Physical characteristics
- • location: Viskyar Mountain
- • coordinates: 42°47′42″N 22°53′58.92″E﻿ / ﻿42.79500°N 22.8997000°E
- • elevation: 1,012 m (3,320 ft)
- • location: Nišava
- • coordinates: 43°0′47.16″N 22°45′11.88″E﻿ / ﻿43.0131000°N 22.7533000°E
- • elevation: 445 m (1,460 ft)
- Length: 36 km (22 mi)
- Basin size: 191 km^{2} (74 sq mi)

Basin features
- Progression: Nišava→ South Morava→ Great Morava→ Danube→ Black Sea

= Gaberska River =

The Gaberska reka (Габерска река) is a river in western Bulgaria and southeastern Serbia, a left tributary of the Nišava, of the Danube basin. Its length is 36 km, of which 31 km are in Bulgaria and 5 km are in Serbia.

The river takes its source at the foothills of the summit of Chekanska Buka (1,136 m), the highest peak of the Viskyar Mountain. It then flows near the village of Pishtane and received its tributary the Ozarnovska reka near the village of Povalirazh, flowing eastwards until that point. The river then flows in northern direction until Dragotintsi, where it bends northwest and at the village of Dolna Nevlya reaches the border with Serbia and turns north. It then serves as the Bulgaria–Serbia border for some 7 km and then again turns northwest, entering Serbia entirely. In about 5 km it flows into the Nišava between the town of Dimitrovgrad and the village of Željuša at an altitude of 445 m. As the river flows through the Burel Valley, it is sometimes called the Burelska reka.
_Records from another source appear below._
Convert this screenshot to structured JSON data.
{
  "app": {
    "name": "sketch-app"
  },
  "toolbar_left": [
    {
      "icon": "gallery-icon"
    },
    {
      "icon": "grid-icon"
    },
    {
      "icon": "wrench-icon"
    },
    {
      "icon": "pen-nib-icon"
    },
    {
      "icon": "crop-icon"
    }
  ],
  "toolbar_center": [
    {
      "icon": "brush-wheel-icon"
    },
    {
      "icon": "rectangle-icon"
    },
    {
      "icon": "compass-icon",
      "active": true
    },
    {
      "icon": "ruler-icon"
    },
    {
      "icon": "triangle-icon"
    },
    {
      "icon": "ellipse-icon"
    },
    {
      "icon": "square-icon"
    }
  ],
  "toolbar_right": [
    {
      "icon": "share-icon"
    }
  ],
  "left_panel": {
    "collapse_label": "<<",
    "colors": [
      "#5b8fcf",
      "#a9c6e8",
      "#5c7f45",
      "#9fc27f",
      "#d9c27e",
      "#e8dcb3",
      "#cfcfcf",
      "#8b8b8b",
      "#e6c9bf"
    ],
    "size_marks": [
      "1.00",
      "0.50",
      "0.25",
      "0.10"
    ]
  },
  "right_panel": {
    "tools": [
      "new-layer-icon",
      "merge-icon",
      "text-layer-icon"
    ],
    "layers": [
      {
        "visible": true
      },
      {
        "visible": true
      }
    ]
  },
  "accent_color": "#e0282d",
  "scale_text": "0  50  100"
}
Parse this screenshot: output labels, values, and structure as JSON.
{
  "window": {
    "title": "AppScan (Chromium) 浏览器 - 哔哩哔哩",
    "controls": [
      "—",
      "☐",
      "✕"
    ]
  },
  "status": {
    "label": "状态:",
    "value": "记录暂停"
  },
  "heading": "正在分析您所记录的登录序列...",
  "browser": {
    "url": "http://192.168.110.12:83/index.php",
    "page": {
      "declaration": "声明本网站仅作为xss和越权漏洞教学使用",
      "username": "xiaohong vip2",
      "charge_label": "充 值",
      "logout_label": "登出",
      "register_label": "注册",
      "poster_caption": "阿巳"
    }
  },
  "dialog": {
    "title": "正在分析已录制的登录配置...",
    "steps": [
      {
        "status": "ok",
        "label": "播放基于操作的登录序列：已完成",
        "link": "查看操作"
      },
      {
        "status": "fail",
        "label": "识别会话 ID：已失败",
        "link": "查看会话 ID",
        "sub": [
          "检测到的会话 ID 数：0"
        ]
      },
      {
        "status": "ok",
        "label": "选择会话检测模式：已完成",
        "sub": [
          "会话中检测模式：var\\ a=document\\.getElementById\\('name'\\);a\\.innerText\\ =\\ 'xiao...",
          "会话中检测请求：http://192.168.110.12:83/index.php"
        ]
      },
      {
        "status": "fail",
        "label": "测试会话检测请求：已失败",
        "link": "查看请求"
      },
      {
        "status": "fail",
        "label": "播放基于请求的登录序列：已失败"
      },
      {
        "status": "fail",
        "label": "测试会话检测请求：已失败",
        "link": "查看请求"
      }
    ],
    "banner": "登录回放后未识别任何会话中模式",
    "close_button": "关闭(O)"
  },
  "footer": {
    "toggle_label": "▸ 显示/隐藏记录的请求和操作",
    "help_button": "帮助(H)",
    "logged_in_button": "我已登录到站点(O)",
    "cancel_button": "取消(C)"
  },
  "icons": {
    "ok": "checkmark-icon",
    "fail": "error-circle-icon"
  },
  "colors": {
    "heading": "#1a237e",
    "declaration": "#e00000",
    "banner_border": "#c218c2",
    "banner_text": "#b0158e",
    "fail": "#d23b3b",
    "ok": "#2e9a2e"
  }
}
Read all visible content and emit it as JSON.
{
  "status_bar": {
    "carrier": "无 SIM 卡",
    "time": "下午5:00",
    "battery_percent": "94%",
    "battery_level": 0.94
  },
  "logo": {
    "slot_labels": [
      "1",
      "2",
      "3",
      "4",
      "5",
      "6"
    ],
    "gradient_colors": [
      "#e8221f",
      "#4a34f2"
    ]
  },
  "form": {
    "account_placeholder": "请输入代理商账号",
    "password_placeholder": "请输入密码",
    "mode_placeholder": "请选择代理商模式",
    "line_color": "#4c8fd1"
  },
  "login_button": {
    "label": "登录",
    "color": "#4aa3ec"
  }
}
Its drainage basin covers a territory of 191 km^{2}, of which 90% are in Bulgaria and 10% are in Serbia.

The Gaberska reka flows in Pernik and Sofia Provinces of Bulgaria and Pirot District of Serbia. There are nine settlements along its course, Brusnik in Pernik Province, Pishtane, Povalirazh, Dragotintsi, Gaber, Nedelishte, Nesla and Dolna Nesla in Sofia Province, as well as Lukavica in Pirot District. There is a coal mine near Gaber and a railway has been constructed along the river valley between the mine and Dragotintsi. Sections of two roads of the Bulgarian national network follow the Gaberska reka, the third class III-813 road Dragoman–Tran, and the third class III-8112 road Gaber–Slivnitsa.